By Cid Standifer / October 19, 2010 at 6:10 PM

The Navy will soon try taking biofuels up creeks and waterways on the experimental riverine command boat, according to an announcement from Naval Sea Systems Command.

NAVSEA's advanced fuels program office will test an RCB-X at full power using an alternative fuel this Friday in Norfolk, VA, the press release says. NAVSEA spokesman Alan Baribeau said the boat will run off a mix of 50-percent algae-based biofuel and 50-percent NATO F76 marine diesel fuel.

At the Navy Energy Forum last week, Rear Adm. Thomas Eccles said that NAVSEA may focus on algae-based fuels rather than the camelina fuel that was used for testing on the F/A-18 “Green Hornet.”

"We're going through the process now of [setting] requirements on that fuel, even at a premium, and then demonstrating it, sometimes at sea but generally on land first, and in prototypical ways qualifying fuels with engines," he said. "We started small and we're working our way up."

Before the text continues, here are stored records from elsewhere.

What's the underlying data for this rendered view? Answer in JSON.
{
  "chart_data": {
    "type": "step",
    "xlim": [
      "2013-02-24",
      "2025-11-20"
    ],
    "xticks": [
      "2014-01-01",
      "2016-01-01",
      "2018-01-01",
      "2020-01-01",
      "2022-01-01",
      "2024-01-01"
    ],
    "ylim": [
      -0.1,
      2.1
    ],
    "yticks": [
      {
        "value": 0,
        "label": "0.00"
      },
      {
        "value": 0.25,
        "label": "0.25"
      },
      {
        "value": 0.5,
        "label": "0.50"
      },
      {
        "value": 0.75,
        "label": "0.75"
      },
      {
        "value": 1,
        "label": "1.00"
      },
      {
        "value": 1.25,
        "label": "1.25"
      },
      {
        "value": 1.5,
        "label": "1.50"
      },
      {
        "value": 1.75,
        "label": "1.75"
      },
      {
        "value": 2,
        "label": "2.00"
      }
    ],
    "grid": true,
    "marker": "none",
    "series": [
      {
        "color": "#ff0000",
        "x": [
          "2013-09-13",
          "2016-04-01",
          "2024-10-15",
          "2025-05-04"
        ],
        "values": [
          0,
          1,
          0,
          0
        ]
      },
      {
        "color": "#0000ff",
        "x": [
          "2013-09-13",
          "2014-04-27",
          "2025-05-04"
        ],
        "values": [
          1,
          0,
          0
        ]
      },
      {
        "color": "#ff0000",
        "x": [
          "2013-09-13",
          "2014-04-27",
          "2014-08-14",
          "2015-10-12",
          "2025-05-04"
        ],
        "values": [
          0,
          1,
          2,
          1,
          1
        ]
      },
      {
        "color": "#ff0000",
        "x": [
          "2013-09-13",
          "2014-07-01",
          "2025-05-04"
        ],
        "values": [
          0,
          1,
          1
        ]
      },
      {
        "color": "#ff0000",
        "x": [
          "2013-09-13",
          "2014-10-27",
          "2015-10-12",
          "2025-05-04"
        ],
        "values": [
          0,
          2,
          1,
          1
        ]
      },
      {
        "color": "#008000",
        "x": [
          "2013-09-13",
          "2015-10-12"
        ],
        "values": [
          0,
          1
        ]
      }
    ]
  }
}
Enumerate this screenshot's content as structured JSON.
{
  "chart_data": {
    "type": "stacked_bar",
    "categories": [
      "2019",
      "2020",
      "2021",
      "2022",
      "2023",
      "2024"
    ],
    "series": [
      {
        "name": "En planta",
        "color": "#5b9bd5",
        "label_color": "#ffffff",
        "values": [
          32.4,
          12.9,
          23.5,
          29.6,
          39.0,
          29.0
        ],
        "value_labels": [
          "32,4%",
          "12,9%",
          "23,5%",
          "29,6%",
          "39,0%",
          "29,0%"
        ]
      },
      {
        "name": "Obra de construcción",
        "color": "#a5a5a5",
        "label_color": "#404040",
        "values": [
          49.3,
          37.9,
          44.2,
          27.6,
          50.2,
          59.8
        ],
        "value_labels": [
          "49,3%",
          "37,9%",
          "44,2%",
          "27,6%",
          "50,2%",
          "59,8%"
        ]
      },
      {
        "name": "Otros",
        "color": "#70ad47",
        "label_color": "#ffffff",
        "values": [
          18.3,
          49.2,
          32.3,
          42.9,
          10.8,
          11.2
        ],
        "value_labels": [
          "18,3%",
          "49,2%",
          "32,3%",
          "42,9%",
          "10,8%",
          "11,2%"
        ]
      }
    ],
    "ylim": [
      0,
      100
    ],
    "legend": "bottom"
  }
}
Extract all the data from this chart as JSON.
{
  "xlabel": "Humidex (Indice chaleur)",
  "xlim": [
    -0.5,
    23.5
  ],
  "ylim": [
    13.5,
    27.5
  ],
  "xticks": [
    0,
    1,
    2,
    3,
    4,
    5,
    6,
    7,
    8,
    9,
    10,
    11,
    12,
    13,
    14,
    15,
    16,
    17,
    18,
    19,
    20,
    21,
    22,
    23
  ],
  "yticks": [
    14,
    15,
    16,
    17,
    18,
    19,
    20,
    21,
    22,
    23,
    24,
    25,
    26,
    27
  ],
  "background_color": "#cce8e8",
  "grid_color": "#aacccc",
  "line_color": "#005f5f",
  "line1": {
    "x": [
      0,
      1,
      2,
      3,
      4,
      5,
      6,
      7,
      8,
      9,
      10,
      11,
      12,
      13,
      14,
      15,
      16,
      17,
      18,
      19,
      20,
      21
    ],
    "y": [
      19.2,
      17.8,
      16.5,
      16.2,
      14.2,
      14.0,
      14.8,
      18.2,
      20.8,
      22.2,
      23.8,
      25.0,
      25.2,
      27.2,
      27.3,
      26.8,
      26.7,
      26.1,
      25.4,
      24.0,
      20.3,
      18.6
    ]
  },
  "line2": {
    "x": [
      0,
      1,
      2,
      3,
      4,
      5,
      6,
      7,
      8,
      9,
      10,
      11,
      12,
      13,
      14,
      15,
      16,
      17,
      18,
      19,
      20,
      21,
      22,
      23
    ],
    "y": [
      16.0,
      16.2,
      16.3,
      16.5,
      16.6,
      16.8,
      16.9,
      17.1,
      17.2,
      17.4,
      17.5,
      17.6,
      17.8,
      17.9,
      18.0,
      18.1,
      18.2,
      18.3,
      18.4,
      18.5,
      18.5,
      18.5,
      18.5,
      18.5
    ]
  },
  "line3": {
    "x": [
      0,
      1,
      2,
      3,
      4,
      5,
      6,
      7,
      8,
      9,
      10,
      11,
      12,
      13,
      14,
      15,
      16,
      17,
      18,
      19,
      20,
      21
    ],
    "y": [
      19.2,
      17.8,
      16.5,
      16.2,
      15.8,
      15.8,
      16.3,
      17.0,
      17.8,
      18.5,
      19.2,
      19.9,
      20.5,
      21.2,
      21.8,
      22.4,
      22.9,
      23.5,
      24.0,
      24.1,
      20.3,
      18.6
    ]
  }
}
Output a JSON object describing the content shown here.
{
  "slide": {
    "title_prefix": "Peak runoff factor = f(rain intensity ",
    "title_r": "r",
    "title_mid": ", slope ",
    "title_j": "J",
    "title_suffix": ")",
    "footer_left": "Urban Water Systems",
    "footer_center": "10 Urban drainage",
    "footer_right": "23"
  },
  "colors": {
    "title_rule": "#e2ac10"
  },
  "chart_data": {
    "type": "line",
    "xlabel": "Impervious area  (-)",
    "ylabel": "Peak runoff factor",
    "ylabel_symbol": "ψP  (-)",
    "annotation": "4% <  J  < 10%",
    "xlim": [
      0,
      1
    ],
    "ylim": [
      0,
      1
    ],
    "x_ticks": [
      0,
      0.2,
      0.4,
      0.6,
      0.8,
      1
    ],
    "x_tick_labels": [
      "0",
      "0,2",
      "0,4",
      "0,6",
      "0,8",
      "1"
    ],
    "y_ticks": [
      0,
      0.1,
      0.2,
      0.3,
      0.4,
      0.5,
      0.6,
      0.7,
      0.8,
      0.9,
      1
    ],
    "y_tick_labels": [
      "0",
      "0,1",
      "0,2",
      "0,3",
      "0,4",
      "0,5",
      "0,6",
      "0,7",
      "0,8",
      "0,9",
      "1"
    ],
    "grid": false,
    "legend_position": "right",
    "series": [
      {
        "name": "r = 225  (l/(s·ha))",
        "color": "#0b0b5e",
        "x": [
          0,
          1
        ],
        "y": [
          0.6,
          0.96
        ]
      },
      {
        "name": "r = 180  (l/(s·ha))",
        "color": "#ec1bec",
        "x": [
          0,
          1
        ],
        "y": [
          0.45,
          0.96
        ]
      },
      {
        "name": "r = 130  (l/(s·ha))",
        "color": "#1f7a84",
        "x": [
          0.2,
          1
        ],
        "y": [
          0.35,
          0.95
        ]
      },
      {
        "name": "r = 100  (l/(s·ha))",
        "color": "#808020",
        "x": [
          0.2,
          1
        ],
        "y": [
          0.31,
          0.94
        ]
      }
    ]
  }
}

Testing on a boat used to patrol Navy yards, an air-cushioned landing craft and an aircraft carrier emergency diesel generator is scheduled to follow later this fiscal year. In fiscal year 2012, the Navy plans to test biofuels on its Self-Defense Test Ship.

Vice Adm. William Burke, deputy chief of naval operations for fleet readiness and logistics, told Inside the Navy last week that the jury is still out on whether algae and camelina are the optimal biofuel feedstocks for meeting the service's needs.

“I don't know what the other options are right now, but I guess my point is that I don't know that camelina and algae are the holy grail,” he said. “We're not going to use those to replace 50 percent of our fuel supply. They'll be a part of it, and hopefully there will be other options that present themselves . . . whether they're bio or synthetic or whatever they might be.”